Stopping Time

Years ago I thought time passed slowly, too slowly some days.  When the girls entered our world I wanted time to move slower so they could stay young for as long as possible.  Well, I felt that way until they hit the terrible two’s, and then I thought that stage of life couldn’t end fast enough.  All too soon the years turned to days and the days turned to seconds.  Once the girls hit middle school time hit warp speed.  Now that both girls are in high school all I want to do is slow down the clock and hit rewind, especially with the past twelve months.

Twenty-fourteen rushed in and brought along life changes and family bonding moments that has spilled over to the current year.
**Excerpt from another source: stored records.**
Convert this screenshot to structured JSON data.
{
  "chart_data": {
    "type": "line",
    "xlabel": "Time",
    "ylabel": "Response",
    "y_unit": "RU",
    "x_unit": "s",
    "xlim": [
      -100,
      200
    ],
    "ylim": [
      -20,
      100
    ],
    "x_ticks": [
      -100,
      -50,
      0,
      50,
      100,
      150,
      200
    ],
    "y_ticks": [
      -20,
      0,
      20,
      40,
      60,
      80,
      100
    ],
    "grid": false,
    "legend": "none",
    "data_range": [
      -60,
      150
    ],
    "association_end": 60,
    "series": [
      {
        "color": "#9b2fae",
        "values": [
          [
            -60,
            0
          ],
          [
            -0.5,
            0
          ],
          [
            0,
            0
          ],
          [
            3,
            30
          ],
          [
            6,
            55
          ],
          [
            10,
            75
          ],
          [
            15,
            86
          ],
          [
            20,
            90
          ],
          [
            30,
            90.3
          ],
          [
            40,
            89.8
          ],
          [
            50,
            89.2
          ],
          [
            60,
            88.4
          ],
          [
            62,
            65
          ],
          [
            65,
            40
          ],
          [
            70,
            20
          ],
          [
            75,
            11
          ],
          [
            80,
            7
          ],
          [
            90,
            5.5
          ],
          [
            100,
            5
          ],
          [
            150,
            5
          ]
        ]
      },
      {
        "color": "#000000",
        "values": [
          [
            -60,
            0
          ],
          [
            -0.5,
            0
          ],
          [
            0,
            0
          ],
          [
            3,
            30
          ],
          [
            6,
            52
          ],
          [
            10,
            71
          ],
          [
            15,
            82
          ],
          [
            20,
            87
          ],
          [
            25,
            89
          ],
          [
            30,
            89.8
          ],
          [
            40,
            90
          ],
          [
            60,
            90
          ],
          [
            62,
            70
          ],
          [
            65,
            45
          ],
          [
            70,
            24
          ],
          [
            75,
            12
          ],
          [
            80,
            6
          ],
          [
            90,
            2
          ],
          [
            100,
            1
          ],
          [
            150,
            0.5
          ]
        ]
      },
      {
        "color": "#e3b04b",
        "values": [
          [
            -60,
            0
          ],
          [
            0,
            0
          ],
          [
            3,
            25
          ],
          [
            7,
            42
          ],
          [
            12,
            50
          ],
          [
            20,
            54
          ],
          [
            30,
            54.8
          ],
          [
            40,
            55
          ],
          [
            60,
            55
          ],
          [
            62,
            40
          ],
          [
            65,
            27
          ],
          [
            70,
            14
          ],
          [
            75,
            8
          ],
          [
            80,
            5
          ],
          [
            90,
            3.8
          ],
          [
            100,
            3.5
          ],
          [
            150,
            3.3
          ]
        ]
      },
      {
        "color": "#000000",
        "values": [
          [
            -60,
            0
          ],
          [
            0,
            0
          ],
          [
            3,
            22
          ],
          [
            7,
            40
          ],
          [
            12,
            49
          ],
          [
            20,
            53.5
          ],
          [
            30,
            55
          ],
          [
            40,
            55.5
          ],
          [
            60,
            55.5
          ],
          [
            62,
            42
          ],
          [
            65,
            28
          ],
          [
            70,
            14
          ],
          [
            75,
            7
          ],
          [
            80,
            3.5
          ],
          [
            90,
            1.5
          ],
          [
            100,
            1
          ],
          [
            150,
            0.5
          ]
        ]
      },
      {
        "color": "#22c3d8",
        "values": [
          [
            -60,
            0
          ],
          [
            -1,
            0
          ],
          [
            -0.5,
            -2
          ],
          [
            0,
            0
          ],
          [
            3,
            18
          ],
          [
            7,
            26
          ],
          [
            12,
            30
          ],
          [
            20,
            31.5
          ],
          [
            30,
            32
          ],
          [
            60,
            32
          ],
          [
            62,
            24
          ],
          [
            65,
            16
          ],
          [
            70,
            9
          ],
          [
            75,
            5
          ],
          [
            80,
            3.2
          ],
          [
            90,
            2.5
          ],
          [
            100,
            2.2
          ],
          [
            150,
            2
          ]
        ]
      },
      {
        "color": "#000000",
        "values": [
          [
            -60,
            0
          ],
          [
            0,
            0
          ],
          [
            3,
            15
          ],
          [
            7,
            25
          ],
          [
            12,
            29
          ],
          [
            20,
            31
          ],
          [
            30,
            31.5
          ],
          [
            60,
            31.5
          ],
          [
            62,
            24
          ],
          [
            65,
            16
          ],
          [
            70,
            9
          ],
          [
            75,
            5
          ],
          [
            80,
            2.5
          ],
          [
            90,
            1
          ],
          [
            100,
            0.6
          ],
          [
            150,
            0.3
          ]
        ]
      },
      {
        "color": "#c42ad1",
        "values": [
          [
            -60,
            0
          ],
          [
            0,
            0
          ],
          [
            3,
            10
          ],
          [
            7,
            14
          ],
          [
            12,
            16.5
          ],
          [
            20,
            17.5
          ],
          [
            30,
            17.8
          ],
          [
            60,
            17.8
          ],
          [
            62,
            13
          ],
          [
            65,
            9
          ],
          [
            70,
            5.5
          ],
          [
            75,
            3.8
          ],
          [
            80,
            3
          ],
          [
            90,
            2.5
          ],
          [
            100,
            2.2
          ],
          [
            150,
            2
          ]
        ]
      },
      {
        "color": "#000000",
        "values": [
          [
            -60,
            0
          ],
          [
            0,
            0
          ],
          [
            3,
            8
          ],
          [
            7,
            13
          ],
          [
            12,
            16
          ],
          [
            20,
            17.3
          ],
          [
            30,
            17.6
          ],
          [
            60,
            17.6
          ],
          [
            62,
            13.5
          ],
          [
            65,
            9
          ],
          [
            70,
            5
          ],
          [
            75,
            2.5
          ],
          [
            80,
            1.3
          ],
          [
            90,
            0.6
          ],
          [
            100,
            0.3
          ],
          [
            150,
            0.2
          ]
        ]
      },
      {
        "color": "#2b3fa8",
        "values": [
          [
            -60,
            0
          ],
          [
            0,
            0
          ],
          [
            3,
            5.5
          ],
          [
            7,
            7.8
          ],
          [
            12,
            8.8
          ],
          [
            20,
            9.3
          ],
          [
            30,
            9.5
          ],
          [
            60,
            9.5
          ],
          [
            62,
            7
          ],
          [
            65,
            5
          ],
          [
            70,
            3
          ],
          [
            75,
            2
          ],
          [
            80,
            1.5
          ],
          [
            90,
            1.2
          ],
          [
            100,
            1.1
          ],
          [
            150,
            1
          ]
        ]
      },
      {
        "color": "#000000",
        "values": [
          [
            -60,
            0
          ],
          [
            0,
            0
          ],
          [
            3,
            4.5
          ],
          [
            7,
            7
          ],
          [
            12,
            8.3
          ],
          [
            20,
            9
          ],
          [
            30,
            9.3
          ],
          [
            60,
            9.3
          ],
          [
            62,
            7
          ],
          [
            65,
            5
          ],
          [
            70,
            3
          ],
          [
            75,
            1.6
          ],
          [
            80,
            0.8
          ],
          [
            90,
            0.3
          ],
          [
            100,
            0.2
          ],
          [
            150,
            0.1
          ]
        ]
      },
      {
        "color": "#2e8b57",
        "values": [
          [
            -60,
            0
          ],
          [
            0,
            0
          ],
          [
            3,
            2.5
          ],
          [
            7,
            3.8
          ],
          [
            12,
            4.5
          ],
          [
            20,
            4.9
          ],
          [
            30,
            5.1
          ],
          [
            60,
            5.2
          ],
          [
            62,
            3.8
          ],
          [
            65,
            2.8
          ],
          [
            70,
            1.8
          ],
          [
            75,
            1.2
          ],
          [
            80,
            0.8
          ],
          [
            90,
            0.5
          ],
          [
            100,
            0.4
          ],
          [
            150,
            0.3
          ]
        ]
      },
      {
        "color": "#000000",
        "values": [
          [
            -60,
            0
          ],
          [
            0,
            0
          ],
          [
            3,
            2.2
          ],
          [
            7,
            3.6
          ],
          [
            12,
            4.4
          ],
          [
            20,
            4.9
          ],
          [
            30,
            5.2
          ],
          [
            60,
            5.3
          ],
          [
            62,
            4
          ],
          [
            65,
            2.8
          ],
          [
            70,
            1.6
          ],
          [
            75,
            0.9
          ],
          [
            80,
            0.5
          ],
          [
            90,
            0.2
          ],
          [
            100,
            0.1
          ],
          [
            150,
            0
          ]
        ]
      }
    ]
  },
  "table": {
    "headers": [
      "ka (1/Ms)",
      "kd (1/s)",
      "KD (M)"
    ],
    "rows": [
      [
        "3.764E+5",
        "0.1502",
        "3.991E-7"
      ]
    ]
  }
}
Teaching the rules of the road to our first teen driver was a huge learning curve for us all.  Hours of parallel parking instructions between boxes and garbage cans supplied comedy relief galore.  A teenage crush, which by all appearances is a mutual one, has kept one daughter walking around with a goofy grin plastered on her face.  Then there was the first job interview for one teen, the first job aside from babysitting, and the first of many long evenings for this momma as she waits up for the older teen to come home from work.

Recently my parents and I conversed about these very topics.  They commiserated with me about how these events unearthed certain emotions; especially the job.  Then my mother and father both reminded me of the time I came home and informed them they were looking at a newly hired employee of McDonalds.  Stunned!  Yep, that’s the expression that appeared on their face. They didn’t even know that I was thinking of looking for work.  Neither did I.

Who knows what possessed me to go out and get a job without even discussing it with them.  As a high school student still living under their roof, you’d think I would have talked to them first.  Especially since the car I was driving was the family car.  Because of this impulsive decision, there were many times my parents had to drop me off at work and then return later on around the time I was supposed to clock out.  I have no idea how many hours my parents spent out in the parking lot waiting in the car for me.  This was long before cell phones and text messaging, so they did a lot of guessing as to when I would emerge from the building.  Then later on when I did have a car of my own, one of my parents still waited for me.  I’d come home late at night and find whoever drew the short straw asleep on the couch or just “resting their eyes.”

Life has come full circle and now I’m the person waiting on my daughter to get home from work.  The other night my husband asked if I wanted him to wait up so I could go to bed.  I declined.  For some reason I just couldn’t picture myself going to sleep without knowing she was safely home.  While talking this point over with a colleague, my coworker assured me that in time my feelings would change and I would relax about this job.  Maybe I will, but at the moment, I don’t like this at all.  As a mom I feel better about my chicks being in the nest.  While I know they need to grow up, and I really want them to, this is still difficult for me.  I don’t want to be known as a helicopter mom, but I also don’t want to kick my kids out the door too soon.  So, finding that balance between the two is a work in progress.

The other day I pondered just paying my teenager minimum wage to stay home.  Somehow I think that would be counterproductive.  She really likes her job, and it is teaching her a new level of responsibility.  At the same time this mom is learning to let go a little more, and learning to allow her daughter the opportunity to stretch her own wings; a step she needs to take towards adulthood.

Tonight though, as I waited for the sound of her car in the drive, I realized that this wait has to be easier than waiting for a date to end.  And as I thought about that, I wished  I could unplug the clock and stop time!